Four vie for women’s superpipe gold at Buttermilk

Nate Peterson
The Aspen Correspondent
Glenwood Springs, CO Colorado

“It’s on,” Gretchen Bleiler said Wednesday while seated next to longtime rival Hannah Teter.

The 26-year-old Aspen local and current ESPN The Magazine cover girl was talking about tonight’s women’s superpipe final under the lights at Buttermilk. That’s when Bleiler will slug it out with the three other riders who’ve captured gold at Buttermilk since 2004 ” Teter, defending champion Torah Bright and 2006 champ Kelly Clark ” in a new overhauled three-run format.

Or was she talking about Saturday night?

That’s when Teter will be ringing in her 21st birthday at a private party at the newly opened, swanky Fly Lounge ” a night club designed to look like the inside of a jet liner, complete with cocktail waitresses dressed like flight attendants.

Teter, the Olympic halfpipe gold medalist in 2006 and the 2004 Winter X pipe champ, cast a suspicious look when asked which of the two she was more looking forward to.

“Do you really want me to be honest?” the Belmont, Vt., native said. “The 21st birthday, of course. I’ve been waiting for it for so long.”

As for Bleiler, she’s been waiting for a shot at redemption for 12 months after Bright ” a 21-year-old Australian ” snuck in and spoiled her usual victory lap in front of her hometown fans.

The top qualifier last year, Bleiler posted the best opening run with a score of 91 ” then waited to see if anyone could top it. Bright, summoning the energy of the scores of screaming Aussie fans lining the pipe ” on, of all days, Australia Day ” followed with a second run for the ages.

She opened with a tricky air-to-fakie transfer, then swung a huge Cab (switch frontside) 720, followed by a massive McTwist two hits farther down the pipe. She closed with a backside 360 and a switch backside 540. There was no 900, but the technicality and smoothness of Bright’s run earned her a score of 94.66.

With the pressure squarely back on her, Bleiler couldn’t deliver in her second run, falling on her opening 900, to hand the win to Bright.

“I have to say it was the highlight of my season,” said Bright of the win, somewhat surprisingly, considering she won $100,000 ” the largest single payout in snowboarding history ” in March when she claimed the inaugural Burton Global Open Series. “So many things happened last year, but really winning here was the highlight of the year and the highlight of my whole career.”

Since winning Olympic gold, Teter has had two trying seasons, the result of a nagging knee injury that she said is finally fully recovered.
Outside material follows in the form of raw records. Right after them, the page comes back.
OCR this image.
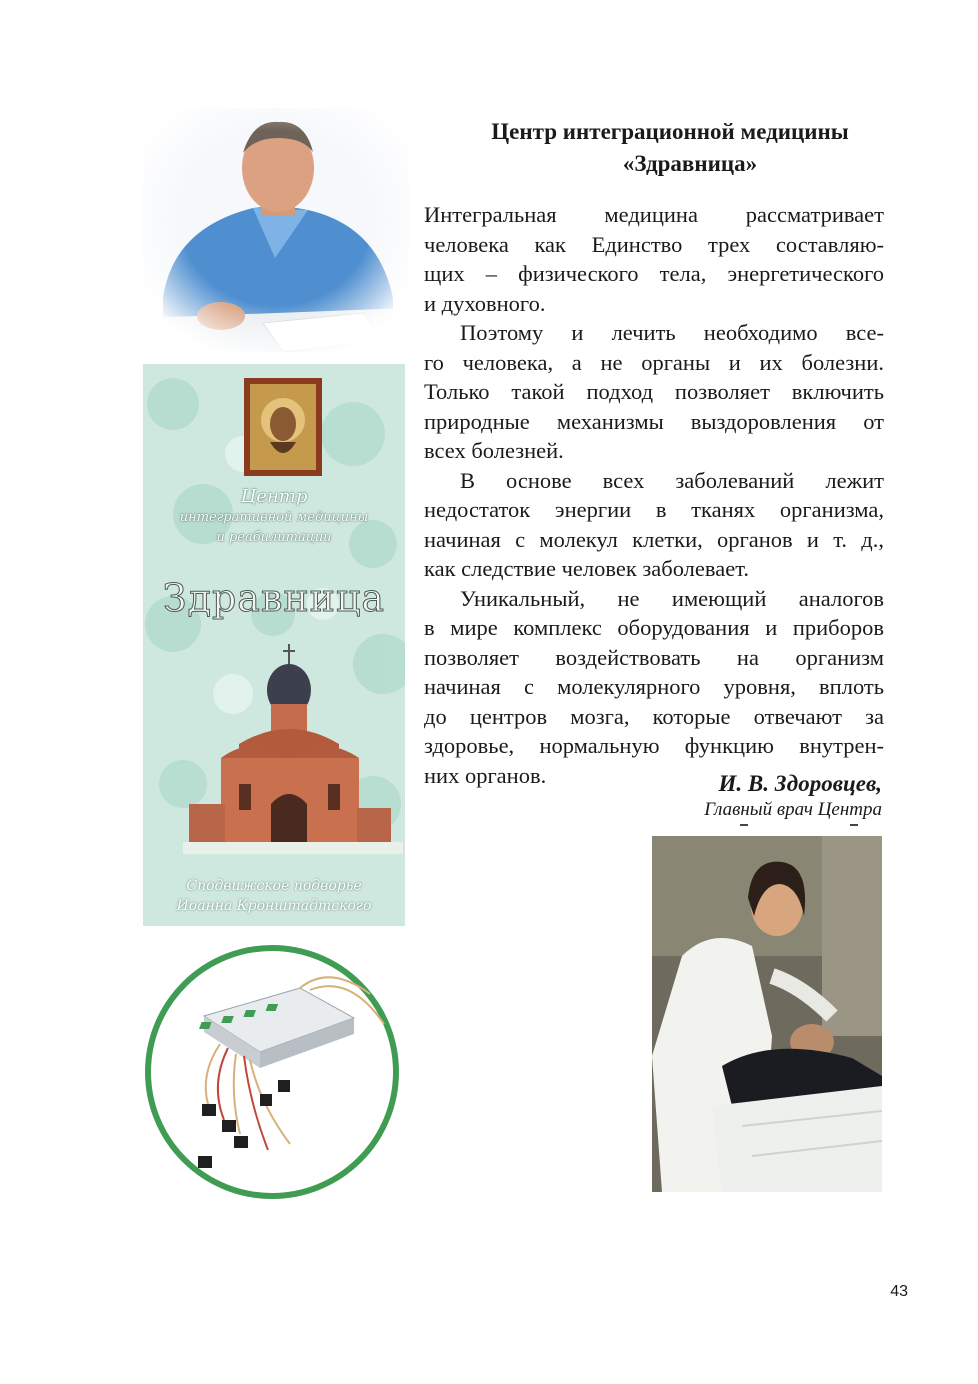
Центр
интегративной медицины
и реабилитации
Здравница
Сподвижское подворье
Иоанна Кронштадтского
Центр интеграционной медицины
«Здравница»
Интегральная медицина рассматривает
человека как Единство трех составляю-
щих – физического тела, энергетического
и духовного.
Поэтому и лечить необходимо все-
го человека, а не органы и их болезни.
Только такой подход позволяет включить
природные механизмы выздоровления от
всех болезней.
В основе всех заболеваний лежит
недостаток энергии в тканях организма,
начиная с молекул клетки, органов и т. д.,
как следствие человек заболевает.
Уникальный, не имеющий аналогов
в мире комплекс оборудования и приборов
позволяет воздействовать на организм
начиная с молекулярного уровня, вплоть
до центров мозга, которые отвечают за
здоровье, нормальную функцию внутрен-
них органов.	И. В. Здоровцев,
Главный врач Центра
43
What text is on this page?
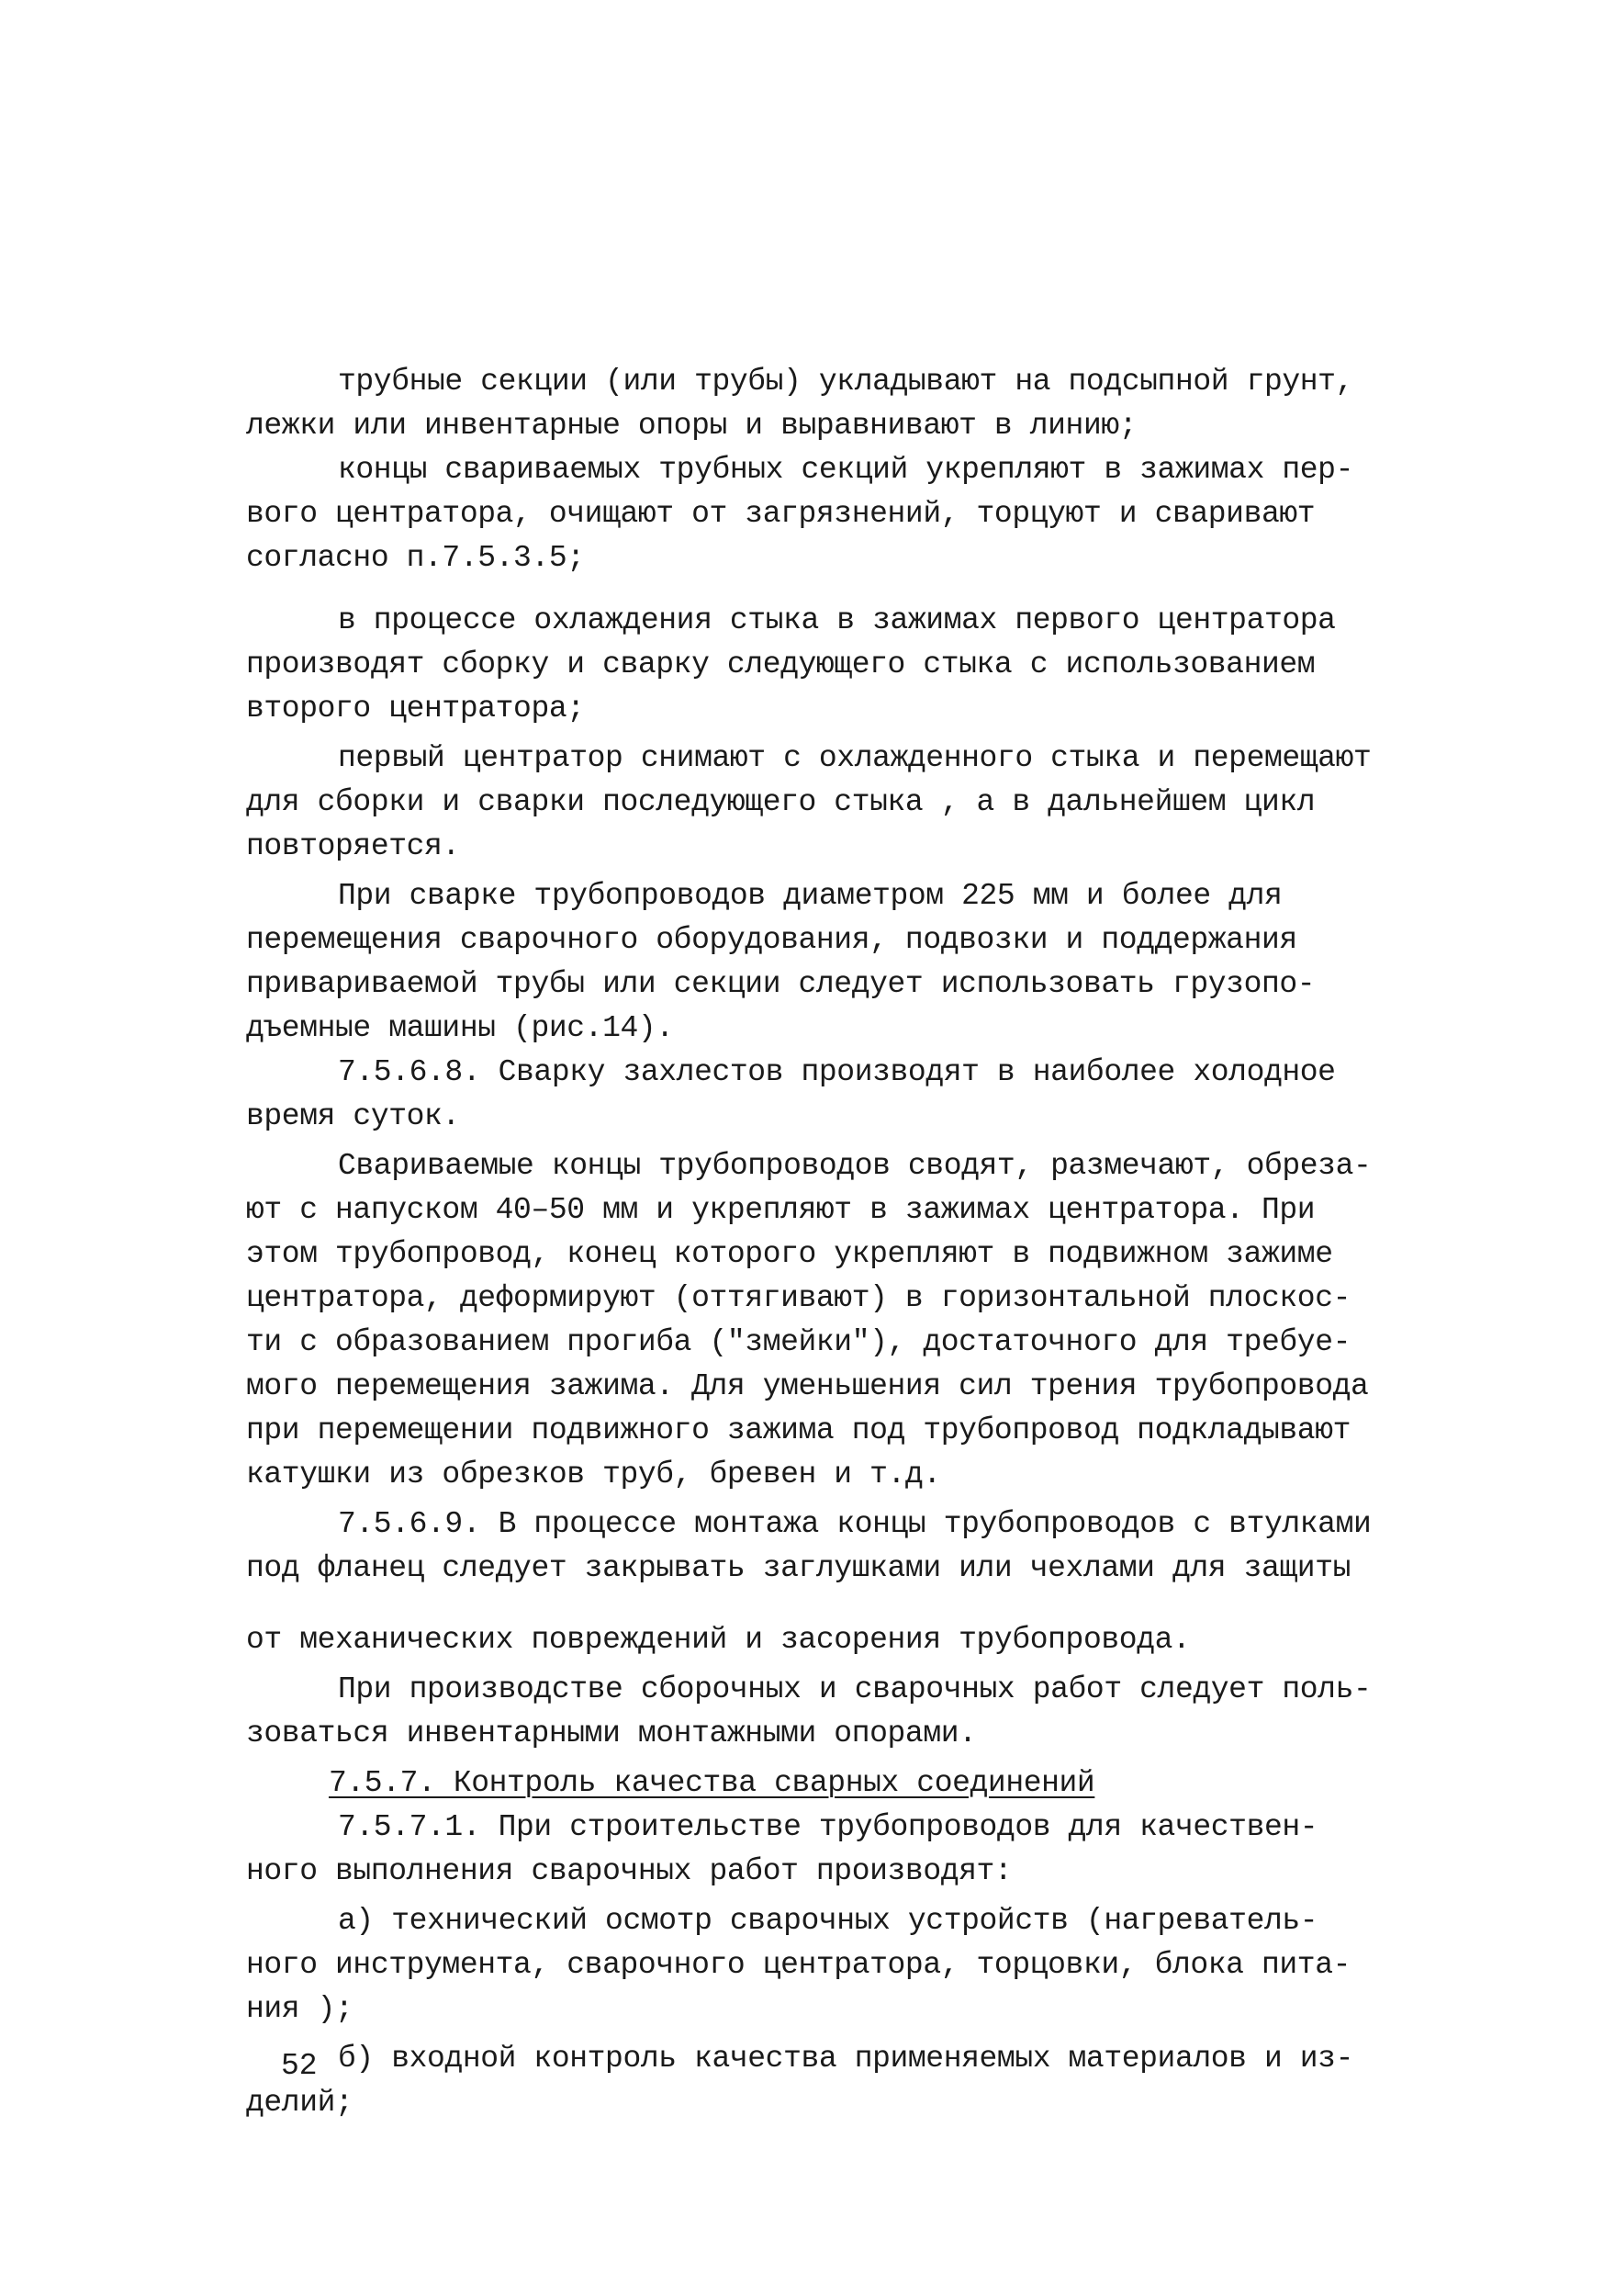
трубные секции (или трубы) укладывают на подсыпной грунт,
лежки или инвентарные опоры и выравнивают в линию;
концы свариваемых трубных секций укрепляют в зажимах пер-
вого центратора, очищают от загрязнений, торцуют и сваривают
согласно п.7.5.3.5;
в процессе охлаждения стыка в зажимах первого центратора
производят сборку и сварку следующего стыка с использованием
второго центратора;
первый центратор снимают с охлажденного стыка и перемещают
для сборки и сварки последующего стыка , а в дальнейшем цикл
повторяется.
При сварке трубопроводов диаметром 225 мм и более для
перемещения сварочного оборудования, подвозки и поддержания
привариваемой трубы или секции следует использовать грузопо-
дъемные машины (рис.14).
7.5.6.8. Сварку захлестов производят в наиболее холодное
время суток.
Свариваемые концы трубопроводов сводят, размечают, обреза-
ют с напуском 40–50 мм и укрепляют в зажимах центратора. При
этом трубопровод, конец которого укрепляют в подвижном зажиме
центратора, деформируют (оттягивают) в горизонтальной плоскос-
ти с образованием прогиба ("змейки"), достаточного для требуе-
мого перемещения зажима. Для уменьшения сил трения трубопровода
при перемещении подвижного зажима под трубопровод подкладывают
катушки из обрезков труб, бревен и т.д.
7.5.6.9. В процессе монтажа концы трубопроводов с втулками
под фланец следует закрывать заглушками или чехлами для защиты
от механических повреждений и засорения трубопровода.
При производстве сборочных и сварочных работ следует поль-
зоваться инвентарными монтажными опорами.
7.5.7. Контроль качества сварных соединений
7.5.7.1. При строительстве трубопроводов для качествен-
ного выполнения сварочных работ производят:
а) технический осмотр сварочных устройств (нагреватель-
ного инструмента, сварочного центратора, торцовки, блока пита-
ния );
б) входной контроль качества применяемых материалов и из-
делий;
52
She had surgery to repair a bone fracture after the Olympics, and the ensuing rehab period allowed her plenty of time to focus on her charity work.

Along with her signature maple syrup called “Hannah’s Gold,” which donates its profits to helping children in a town in Kenya, Teter said she is giving away all her winnings this season.

While Teter, Bleiler and Bright are all acutely aware of what each other is doing in the halfpipe, all three said that turning the focus outward instead of inward is a trap.

Each wants to win, but, to a person, each also appreciates what her fellow competitors bring to the mix ” for motivation, if nothing else.

“I’m not exactly sure of how the other girls look at it, but for me, I’m just trying to progress my own riding and female snowboarding at the same time,” said Bright, who qualified second behind Bleiler in Thursday’s elimination round with a 91.66. “Gretchen and Hannah definitely are pushing the envelope. There’s a bunch of us who are kind of out there every day just pushing ourselves and ulitimately the sport.”

Bleiler said she rides better when she’s faced with a challenge.

“It’s encouraging to watch all of the girls, because everyone has their own strengths,” she said. “It’s just really encouraging to be out there watching them and if they’re landing their run and killing it. It just inspires me to go out there and push myself that much more.”

She also mentioned, even after winning the women’s pipe final twice, in 2005 and 2003, that going up against the best in the world in front of her hometown fans never seems to get any easier.

“I find myself a nervous wreck,” she said. “I’m trying to keep it mellow, keep it loose, but I get so nervous. It just means so much.”

Of course, there’s always Saturday night to let off some steam after it’s all over.

“We’re going to get her wrecked,” said Bleiler of Teter’s party. “Good thing her birthday is after the event, otherwise she wouldn’t be a contender.”